Nell’esperimento, una forza addirittura molto maggiore delle quattro tonnellate necessarie per estrarre una coppia quark/antiquark è stata applicata al protone dal fascio di elettroni altamente energetico che interagiva con esso in un bersaglio di idrogeno liquefatto.
Elouadhriri ha affermato: “Abbiamo sviluppato il programma per studiare in modo approfondito lo scattering Compton virtuale dove si ha un elettrone che scambia un fotone virtuale con lo stesso. E nello stato finale, il protone è rimasto uguale ma si è ritirato, producendo un vero fotone altamente energetico, più l’elettrone disperso. Al momento in cui abbiamo raccolto i dati, non eravamo consapevoli che oltre all’immagine tridimensionale che volevamo osservare, stavamo anche raccogliendo i dati necessari per accedere alle proprietà meccaniche del protone”.
Il team ha scoperto che questo processo specifico – lo scattering Compton profondamente virtuale (DVCS) – potrebbe essere collegato al modo in cui la gravità interagisce con la materia. La versione generale di questa connessione è stata teorizzata nel libro del 1973 sulla teoria generale della relatività di Einstein intitolato “Gravitazione” di Charles W. Misner, Kip S. Thorne e John Archibald Wheeler.
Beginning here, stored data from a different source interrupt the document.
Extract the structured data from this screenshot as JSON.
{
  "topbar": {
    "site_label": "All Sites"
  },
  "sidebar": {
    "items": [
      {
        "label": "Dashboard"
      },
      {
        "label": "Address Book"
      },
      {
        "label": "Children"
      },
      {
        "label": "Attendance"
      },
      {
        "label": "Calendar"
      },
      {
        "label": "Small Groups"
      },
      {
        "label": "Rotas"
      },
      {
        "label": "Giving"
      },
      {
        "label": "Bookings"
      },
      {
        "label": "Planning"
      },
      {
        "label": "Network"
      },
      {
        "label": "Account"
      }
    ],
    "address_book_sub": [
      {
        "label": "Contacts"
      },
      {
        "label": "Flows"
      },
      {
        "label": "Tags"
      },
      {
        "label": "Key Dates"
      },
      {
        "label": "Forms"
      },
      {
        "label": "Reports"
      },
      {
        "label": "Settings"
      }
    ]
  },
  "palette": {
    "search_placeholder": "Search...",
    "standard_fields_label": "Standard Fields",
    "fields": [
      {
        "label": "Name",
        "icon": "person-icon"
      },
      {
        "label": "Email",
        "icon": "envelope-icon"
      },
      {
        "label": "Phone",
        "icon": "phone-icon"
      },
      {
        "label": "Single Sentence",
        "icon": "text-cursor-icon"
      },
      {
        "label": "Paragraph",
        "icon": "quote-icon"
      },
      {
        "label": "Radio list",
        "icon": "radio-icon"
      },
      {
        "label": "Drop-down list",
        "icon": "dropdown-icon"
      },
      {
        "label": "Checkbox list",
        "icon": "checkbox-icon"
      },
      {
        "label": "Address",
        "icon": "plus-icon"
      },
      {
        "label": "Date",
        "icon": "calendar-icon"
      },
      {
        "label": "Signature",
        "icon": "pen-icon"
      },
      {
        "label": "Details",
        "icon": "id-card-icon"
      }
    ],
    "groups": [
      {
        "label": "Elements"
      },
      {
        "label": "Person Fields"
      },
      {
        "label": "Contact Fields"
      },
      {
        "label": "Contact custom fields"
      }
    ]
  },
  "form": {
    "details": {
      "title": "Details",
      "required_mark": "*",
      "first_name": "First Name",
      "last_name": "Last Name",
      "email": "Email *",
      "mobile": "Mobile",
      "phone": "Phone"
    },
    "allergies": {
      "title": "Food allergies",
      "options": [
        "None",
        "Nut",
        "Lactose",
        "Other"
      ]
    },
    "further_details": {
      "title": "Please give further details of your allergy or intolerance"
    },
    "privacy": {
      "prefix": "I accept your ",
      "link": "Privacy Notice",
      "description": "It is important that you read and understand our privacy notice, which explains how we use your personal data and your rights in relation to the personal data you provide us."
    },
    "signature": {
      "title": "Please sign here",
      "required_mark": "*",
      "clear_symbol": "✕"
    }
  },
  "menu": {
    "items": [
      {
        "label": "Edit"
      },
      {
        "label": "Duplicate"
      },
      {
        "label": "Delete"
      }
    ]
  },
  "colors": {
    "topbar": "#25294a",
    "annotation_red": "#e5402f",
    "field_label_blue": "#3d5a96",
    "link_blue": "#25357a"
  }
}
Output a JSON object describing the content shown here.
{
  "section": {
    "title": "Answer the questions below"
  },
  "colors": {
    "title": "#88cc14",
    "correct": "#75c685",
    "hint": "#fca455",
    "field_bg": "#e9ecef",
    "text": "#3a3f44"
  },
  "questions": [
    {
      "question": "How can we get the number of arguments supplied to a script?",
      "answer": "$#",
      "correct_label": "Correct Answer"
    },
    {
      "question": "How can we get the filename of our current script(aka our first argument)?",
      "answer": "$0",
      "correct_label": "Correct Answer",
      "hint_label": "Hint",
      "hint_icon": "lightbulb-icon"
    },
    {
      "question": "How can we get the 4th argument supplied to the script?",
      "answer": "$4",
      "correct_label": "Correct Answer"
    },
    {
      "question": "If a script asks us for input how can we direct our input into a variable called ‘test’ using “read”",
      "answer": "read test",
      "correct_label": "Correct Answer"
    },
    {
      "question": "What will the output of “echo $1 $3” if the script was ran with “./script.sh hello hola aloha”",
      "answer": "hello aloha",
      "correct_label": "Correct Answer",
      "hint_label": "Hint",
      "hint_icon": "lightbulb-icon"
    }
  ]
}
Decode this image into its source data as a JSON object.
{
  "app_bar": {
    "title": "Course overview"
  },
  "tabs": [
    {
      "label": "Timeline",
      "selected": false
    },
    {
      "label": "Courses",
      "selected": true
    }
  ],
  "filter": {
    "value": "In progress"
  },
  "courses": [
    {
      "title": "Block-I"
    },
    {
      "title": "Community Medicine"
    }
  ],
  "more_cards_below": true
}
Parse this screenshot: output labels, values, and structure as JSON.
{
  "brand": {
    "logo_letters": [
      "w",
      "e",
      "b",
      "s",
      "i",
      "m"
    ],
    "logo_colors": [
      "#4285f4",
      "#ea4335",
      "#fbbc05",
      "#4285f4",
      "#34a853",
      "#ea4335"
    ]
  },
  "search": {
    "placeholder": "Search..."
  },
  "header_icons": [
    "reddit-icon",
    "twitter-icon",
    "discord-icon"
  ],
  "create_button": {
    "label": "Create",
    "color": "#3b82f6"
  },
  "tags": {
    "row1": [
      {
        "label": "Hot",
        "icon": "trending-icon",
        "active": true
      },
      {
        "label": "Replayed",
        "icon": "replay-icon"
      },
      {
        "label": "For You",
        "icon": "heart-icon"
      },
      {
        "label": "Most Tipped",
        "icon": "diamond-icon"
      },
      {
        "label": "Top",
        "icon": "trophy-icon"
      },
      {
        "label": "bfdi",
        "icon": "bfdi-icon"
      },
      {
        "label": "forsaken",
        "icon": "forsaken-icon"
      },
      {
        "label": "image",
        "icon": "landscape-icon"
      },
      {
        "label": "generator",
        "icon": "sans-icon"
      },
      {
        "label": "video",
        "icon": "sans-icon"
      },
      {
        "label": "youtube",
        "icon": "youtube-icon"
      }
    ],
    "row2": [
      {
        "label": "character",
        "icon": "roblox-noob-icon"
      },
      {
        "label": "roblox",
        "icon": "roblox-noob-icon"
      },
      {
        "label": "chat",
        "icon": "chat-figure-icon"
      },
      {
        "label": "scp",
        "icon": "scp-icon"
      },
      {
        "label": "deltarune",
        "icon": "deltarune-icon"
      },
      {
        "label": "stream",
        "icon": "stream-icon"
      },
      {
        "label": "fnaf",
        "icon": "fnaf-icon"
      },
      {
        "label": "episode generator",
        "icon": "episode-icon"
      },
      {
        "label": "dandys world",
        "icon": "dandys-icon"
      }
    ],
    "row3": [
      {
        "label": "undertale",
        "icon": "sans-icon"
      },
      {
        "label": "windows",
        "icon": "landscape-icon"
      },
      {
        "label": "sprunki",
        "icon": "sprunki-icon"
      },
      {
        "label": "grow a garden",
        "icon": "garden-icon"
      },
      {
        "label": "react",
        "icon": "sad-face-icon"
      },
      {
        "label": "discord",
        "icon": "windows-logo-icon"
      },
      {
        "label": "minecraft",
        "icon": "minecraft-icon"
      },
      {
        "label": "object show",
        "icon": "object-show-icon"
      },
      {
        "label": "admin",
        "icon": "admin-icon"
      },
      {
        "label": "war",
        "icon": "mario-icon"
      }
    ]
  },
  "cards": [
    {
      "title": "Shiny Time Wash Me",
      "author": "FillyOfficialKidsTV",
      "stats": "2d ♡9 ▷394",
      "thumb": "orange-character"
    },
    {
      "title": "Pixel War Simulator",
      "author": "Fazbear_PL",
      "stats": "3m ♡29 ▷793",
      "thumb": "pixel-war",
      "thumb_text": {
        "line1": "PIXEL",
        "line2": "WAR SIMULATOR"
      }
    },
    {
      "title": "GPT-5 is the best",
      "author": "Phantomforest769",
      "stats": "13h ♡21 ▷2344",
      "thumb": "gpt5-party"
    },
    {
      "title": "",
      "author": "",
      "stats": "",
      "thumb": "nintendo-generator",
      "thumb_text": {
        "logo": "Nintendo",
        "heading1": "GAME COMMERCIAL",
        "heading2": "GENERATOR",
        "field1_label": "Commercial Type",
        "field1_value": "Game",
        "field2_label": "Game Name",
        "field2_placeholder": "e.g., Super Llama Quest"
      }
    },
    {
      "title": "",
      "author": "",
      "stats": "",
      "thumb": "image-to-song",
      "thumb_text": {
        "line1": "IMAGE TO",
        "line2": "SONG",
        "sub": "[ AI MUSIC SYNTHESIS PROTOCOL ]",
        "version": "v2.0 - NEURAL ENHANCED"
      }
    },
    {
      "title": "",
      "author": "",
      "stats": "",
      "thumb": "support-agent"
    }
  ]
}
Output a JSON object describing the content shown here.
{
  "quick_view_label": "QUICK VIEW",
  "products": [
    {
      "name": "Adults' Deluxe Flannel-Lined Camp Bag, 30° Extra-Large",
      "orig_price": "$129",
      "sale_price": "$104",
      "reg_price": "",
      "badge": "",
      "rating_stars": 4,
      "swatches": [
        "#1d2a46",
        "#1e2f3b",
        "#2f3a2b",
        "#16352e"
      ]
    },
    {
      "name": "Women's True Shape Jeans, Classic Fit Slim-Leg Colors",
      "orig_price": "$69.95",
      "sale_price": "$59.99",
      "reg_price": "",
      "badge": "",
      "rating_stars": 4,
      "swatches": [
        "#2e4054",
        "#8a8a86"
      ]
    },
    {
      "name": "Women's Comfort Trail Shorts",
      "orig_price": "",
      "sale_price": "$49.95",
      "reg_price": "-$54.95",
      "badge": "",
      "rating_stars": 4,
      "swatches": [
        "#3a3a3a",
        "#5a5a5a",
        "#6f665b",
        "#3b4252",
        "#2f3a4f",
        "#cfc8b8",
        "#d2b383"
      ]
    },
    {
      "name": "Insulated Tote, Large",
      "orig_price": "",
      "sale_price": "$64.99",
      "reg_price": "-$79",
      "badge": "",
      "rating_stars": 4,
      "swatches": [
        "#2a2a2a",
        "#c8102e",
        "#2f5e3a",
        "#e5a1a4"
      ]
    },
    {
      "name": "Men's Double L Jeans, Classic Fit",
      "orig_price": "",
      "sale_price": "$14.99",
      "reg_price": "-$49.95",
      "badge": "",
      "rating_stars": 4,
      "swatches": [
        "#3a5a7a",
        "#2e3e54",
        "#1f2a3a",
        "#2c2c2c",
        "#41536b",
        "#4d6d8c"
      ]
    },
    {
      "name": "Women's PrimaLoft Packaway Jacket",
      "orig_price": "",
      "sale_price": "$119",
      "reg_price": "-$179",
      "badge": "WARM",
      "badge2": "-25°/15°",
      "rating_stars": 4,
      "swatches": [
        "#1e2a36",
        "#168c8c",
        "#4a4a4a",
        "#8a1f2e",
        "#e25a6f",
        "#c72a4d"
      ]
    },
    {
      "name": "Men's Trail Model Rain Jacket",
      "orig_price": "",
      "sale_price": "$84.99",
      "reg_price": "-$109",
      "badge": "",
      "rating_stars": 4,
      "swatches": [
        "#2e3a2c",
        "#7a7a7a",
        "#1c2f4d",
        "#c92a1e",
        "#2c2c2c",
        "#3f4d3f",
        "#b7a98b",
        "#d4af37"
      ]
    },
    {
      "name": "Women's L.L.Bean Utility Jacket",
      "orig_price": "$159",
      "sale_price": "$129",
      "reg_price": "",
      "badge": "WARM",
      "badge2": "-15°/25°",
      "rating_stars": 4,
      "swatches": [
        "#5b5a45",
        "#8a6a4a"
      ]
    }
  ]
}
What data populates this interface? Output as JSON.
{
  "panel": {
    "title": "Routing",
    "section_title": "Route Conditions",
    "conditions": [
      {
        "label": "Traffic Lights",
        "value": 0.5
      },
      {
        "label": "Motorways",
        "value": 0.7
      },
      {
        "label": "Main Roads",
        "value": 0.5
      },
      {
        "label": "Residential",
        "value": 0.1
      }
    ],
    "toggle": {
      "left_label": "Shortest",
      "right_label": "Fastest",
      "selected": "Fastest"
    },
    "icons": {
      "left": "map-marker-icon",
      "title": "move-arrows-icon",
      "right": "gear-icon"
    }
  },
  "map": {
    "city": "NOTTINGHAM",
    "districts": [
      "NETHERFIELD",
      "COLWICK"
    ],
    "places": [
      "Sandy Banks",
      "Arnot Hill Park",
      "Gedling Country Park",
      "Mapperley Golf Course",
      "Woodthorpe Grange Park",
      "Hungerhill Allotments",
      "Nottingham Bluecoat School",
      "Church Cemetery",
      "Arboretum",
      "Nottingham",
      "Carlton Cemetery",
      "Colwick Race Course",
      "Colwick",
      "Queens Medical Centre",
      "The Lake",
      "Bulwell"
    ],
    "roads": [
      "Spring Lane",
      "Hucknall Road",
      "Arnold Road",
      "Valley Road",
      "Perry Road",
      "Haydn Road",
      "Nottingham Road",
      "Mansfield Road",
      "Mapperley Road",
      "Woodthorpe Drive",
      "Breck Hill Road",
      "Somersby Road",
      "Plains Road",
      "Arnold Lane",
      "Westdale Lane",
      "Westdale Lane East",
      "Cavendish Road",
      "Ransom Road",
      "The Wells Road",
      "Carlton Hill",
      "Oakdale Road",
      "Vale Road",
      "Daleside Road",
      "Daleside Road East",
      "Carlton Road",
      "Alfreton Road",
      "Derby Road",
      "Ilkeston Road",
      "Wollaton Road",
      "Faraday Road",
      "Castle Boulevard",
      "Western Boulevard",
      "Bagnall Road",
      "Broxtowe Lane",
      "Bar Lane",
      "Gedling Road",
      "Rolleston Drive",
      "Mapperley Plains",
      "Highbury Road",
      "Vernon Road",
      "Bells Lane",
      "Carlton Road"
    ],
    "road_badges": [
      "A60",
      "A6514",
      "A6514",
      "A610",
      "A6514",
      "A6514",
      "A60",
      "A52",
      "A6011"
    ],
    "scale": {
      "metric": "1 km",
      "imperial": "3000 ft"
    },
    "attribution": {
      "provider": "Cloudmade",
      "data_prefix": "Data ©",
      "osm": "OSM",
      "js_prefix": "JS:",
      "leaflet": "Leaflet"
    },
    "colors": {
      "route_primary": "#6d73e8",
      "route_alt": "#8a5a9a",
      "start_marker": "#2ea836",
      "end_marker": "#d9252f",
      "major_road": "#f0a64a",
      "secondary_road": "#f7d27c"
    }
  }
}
In esso, hanno scritto gli autori: “Qualsiasi campo senza massa con spin 2 darebbe origine a una forza indistinguibile dalla gravitazione, poiché un campo senza massa con spin 2 si accoppierebbe al tensore stress-energia nello stesso modo in cui lo fanno le interazioni gravitazionali”.
Tre decenni dopo, il teorico Maxim Polyakov ha dato seguito a questa idea stabilendo le basi teoriche che collegano il processo DVCS e l’interazione gravitazionale.
Burkert ha spiegato: “Questa svolta teorica ha stabilito la relazione tra la misurazione dello scattering Compton profondamente virtuale e il fattore di forma gravitazionale, e siamo stati in grado di usarlo per la prima volta”.
Una descrizione più dettagliata delle connessioni tra il processo DVCS e l’interazione gravitazionale può essere trovata in un articolo che descrive il primo risultato ottenuto da questa ricerca.
I ricercatori hanno affermato che il loro prossimo passo sarà lavorare per estrarre le informazioni di cui hanno bisogno dai dati DVCS esistenti per consentire la prima determinazione della dimensione meccanica del protone. Sperano anche di trarre vantaggio da esperimenti nuovi, con statistiche più elevate e con energia superiore.
Nel frattempo, i coautori dello studio sono rimasti stupiti dalla pletora di nuovi sforzi teorici, dettagliati in centinaia di pubblicazioni, che hanno iniziato a sfruttare questa scoperta per esplorare le proprietà meccaniche del protone.
Burkert e Elouadhriri hanno concluso: “Ora ci troviamo in una nuova era di scoperte con il Piano a lungo termine per le scienze nucleari pubblicato di recente, questo sarà un pilastro importante nello sviluppo di nuove strutture e rilevatori”.